3 is a detailed circuit diagram of the mute part.

4 is a block diagram of the abnormal noise prevention circuit of the present invention.

5 is a detailed circuit diagram of the bias control unit.

6 is an output waveform diagram of an audio signal and a mute signal.

7 is a waveform diagram of a reset signal at power off.

8 is a block diagram showing a reset period adjustment process.

* Explanation of symbols for main parts of the drawings

100: power switch 200: audio signal processing unit

300: amplification unit 400: mute unit

500: power delay unit 600: bias control unit

700: reset control unit 800: power supply unit

900: reset unit

The present invention relates to an abnormal noise prevention circuit, and more particularly, to an abnormal noise prevention circuit of a TV, which is suitable for eliminating the POP noise generated when the power is turned off by causing the discharge of the amplifier to be later than the mute signal.

FIG. 1 is a block diagram illustrating a general audio signal restoration process in a TV and the like.
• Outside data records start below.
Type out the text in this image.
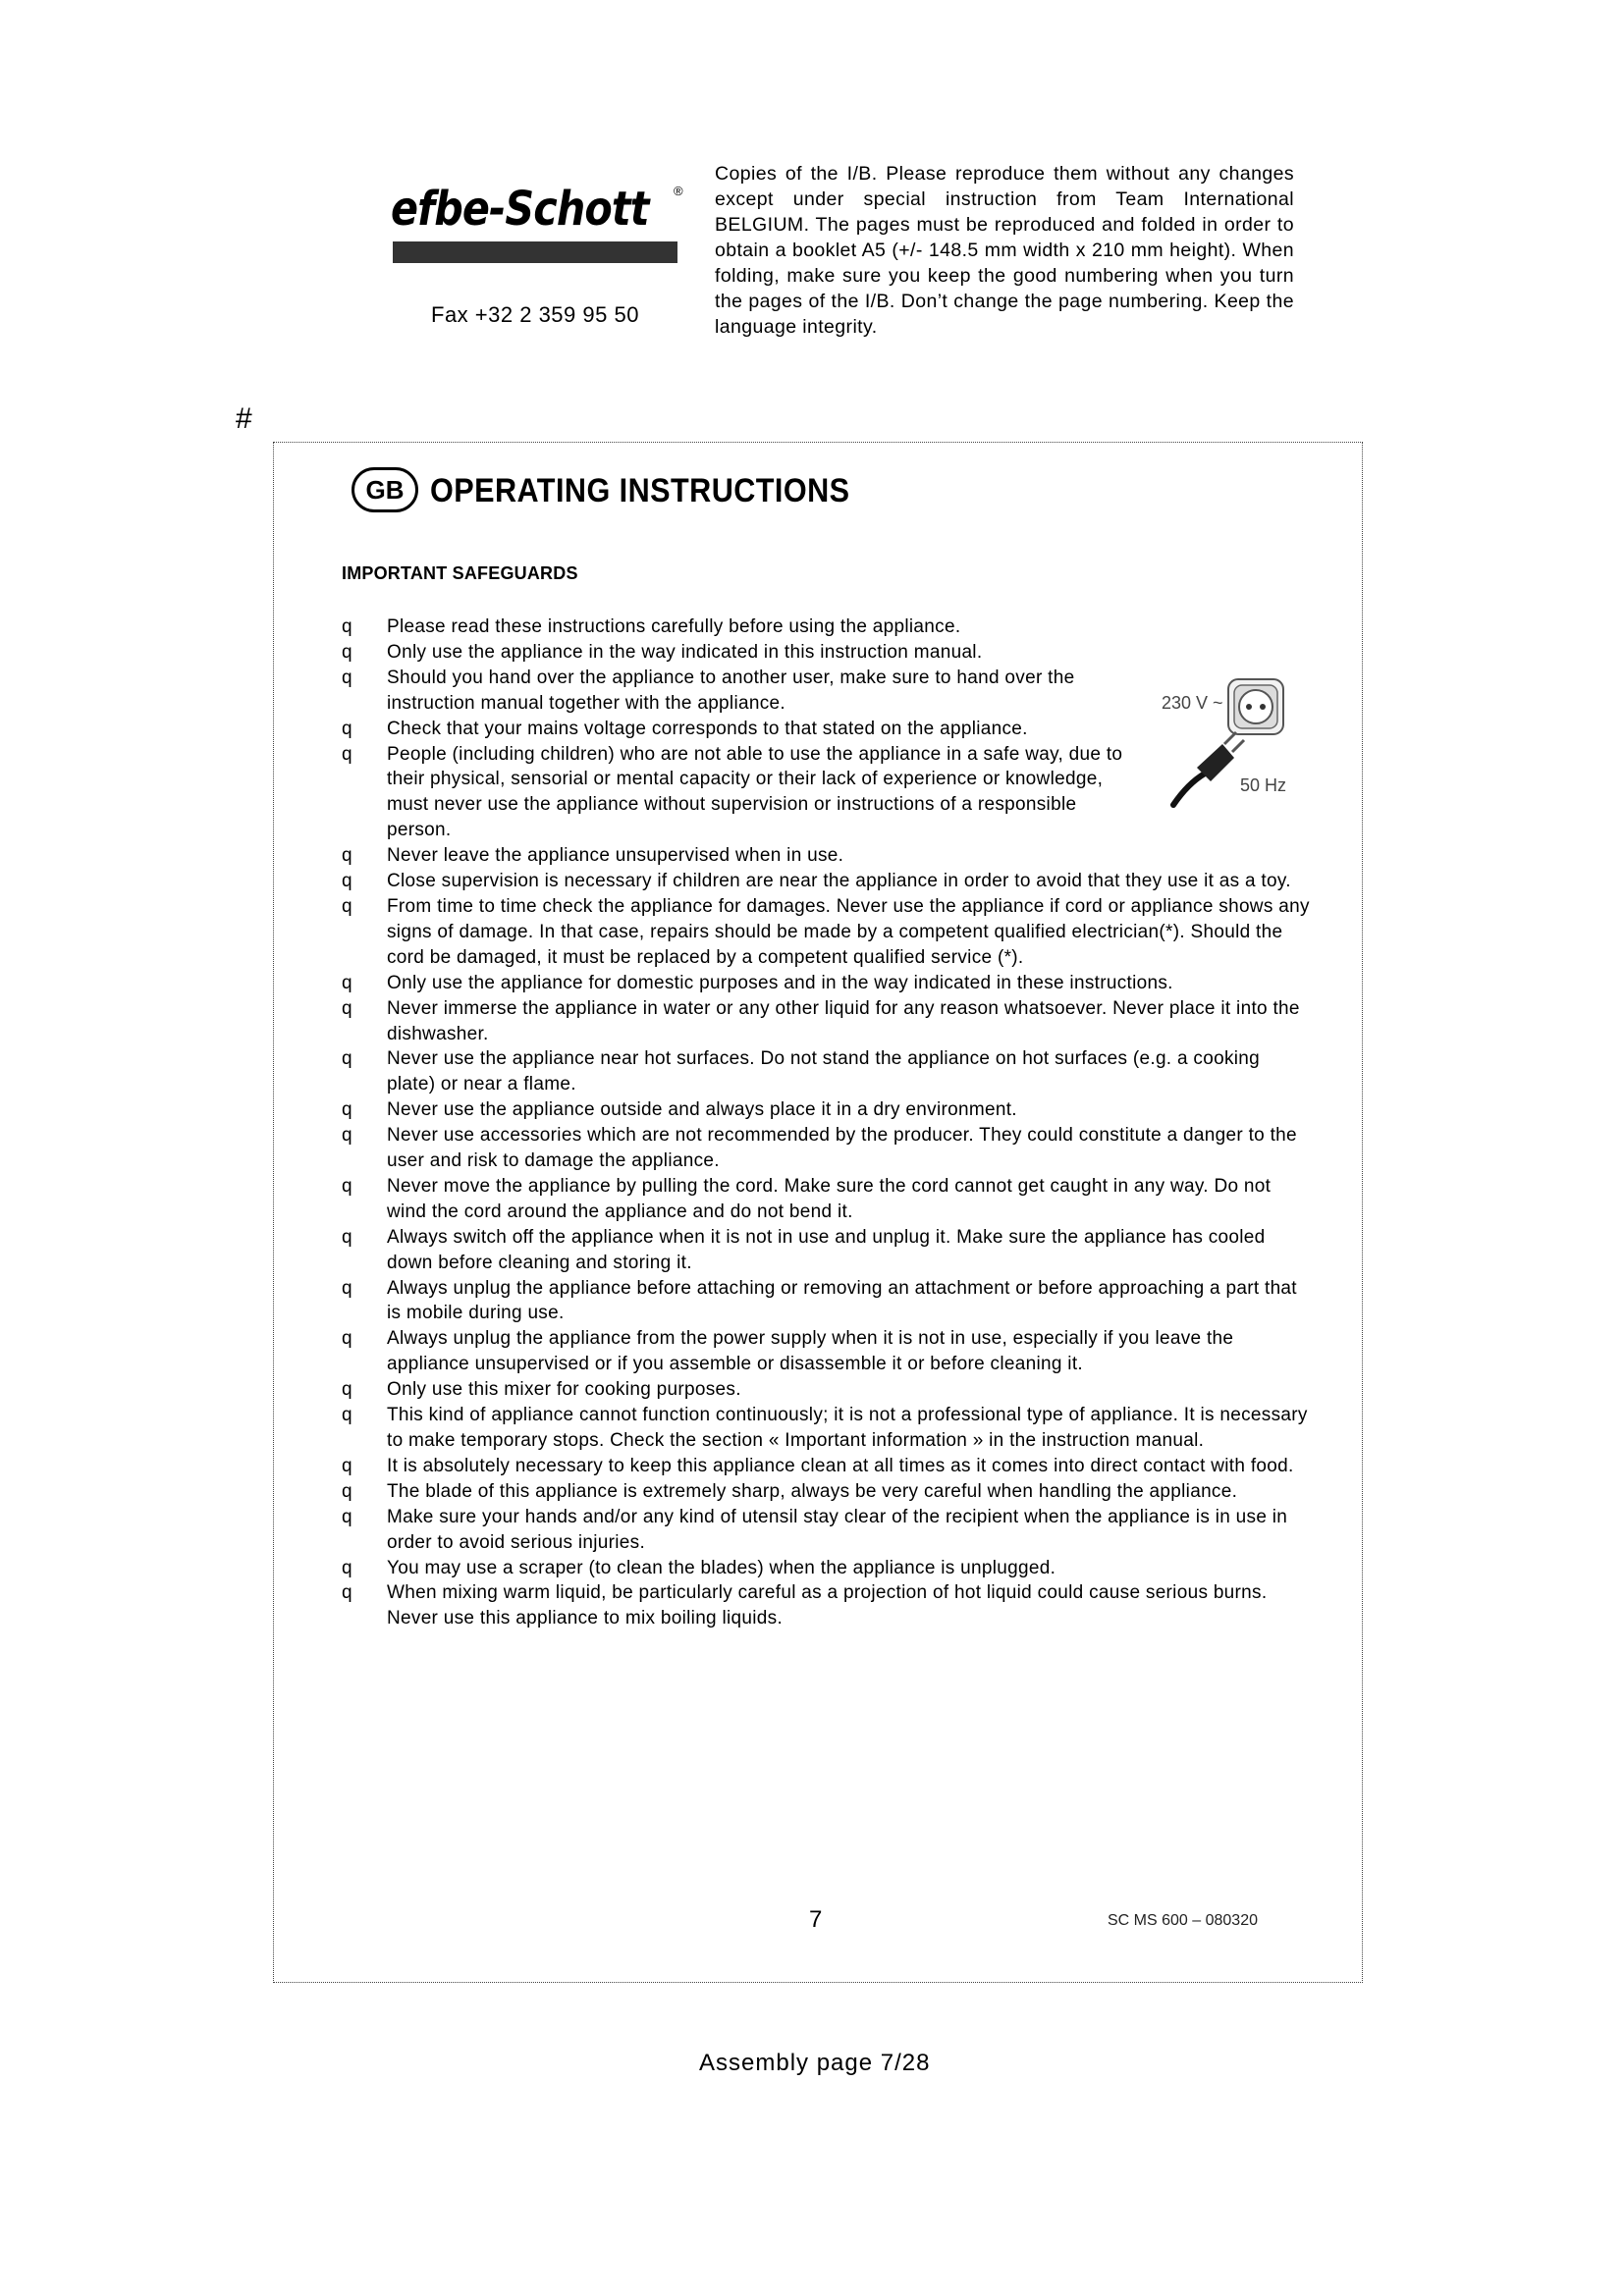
efbe-Schott ®
Fax +32 2 359 95 50
Copies of the I/B. Please reproduce them without any changes except under special instruction from Team International BELGIUM. The pages must be reproduced and folded in order to obtain a booklet A5 (+/- 148.5 mm width x 210 mm height). When folding, make sure you keep the good numbering when you turn the pages of the I/B. Don’t change the page numbering. Keep the language integrity.
#
GB OPERATING INSTRUCTIONS
IMPORTANT SAFEGUARDS
230 V ~
50 Hz
q Please read these instructions carefully before using the appliance.
q Only use the appliance in the way indicated in this instruction manual.
q Should you hand over the appliance to another user, make sure to hand over the instruction manual together with the appliance.
q Check that your mains voltage corresponds to that stated on the appliance.
q People (including children) who are not able to use the appliance in a safe way, due to their physical, sensorial or mental capacity or their lack of experience or knowledge, must never use the appliance without supervision or instructions of a responsible person.
q Never leave the appliance unsupervised when in use.
q Close supervision is necessary if children are near the appliance in order to avoid that they use it as a toy.
q From time to time check the appliance for damages. Never use the appliance if cord or appliance shows any signs of damage. In that case, repairs should be made by a competent qualified electrician(*). Should the cord be damaged, it must be replaced by a competent qualified service (*).
q Only use the appliance for domestic purposes and in the way indicated in these instructions.
q Never immerse the appliance in water or any other liquid for any reason whatsoever. Never place it into the dishwasher.
q Never use the appliance near hot surfaces. Do not stand the appliance on hot surfaces (e.g. a cooking plate) or near a flame.
q Never use the appliance outside and always place it in a dry environment.
q Never use accessories which are not recommended by the producer. They could constitute a danger to the user and risk to damage the appliance.
q Never move the appliance by pulling the cord. Make sure the cord cannot get caught in any way. Do not wind the cord around the appliance and do not bend it.
q Always switch off the appliance when it is not in use and unplug it. Make sure the appliance has cooled down before cleaning and storing it.
q Always unplug the appliance before attaching or removing an attachment or before approaching a part that is mobile during use.
q Always unplug the appliance from the power supply when it is not in use, especially if you leave the appliance unsupervised or if you assemble or disassemble it or before cleaning it.
q Only use this mixer for cooking purposes.
q This kind of appliance cannot function continuously; it is not a professional type of appliance. It is necessary to make temporary stops. Check the section « Important information » in the instruction manual.
q It is absolutely necessary to keep this appliance clean at all times as it comes into direct contact with food.
q The blade of this appliance is extremely sharp, always be very careful when handling the appliance.
q Make sure your hands and/or any kind of utensil stay clear of the recipient when the appliance is in use in order to avoid serious injuries.
q You may use a scraper (to clean the blades) when the appliance is unplugged.
q When mixing warm liquid, be particularly careful as a projection of hot liquid could cause serious burns. Never use this appliance to mix boiling liquids.
7	SC MS 600 – 080320
Assembly page 7/28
When the power switch 1 is turned on as shown in FIG. 1, the microcomputer 2 operates to control the entire system.

At this time, the intermediate frequency signal IF received by the tuner 3 is detected through a SAW FILTER (not shown) and input to the audio signal processing unit 4, which is input to the audio signal processing unit 4. Demodulate and output the signal.

It is amplified by the amplifier 5 demodulated by the audio signal processor 4 and output through the speaker 6.

During the process of restoring the audio signal through the above-described process, the microcomputer 2 controls the function of removing residual sound during power on / off or channel switching. However, these functions are only possible when the power is on, that is, when voltage is applied, and transient noise occurs due to transients until the power is turned off and the power is turned on and stabilized.

In order to solve the problem in which the abnormal noise occurs, a mute unit is generally configured in hardware.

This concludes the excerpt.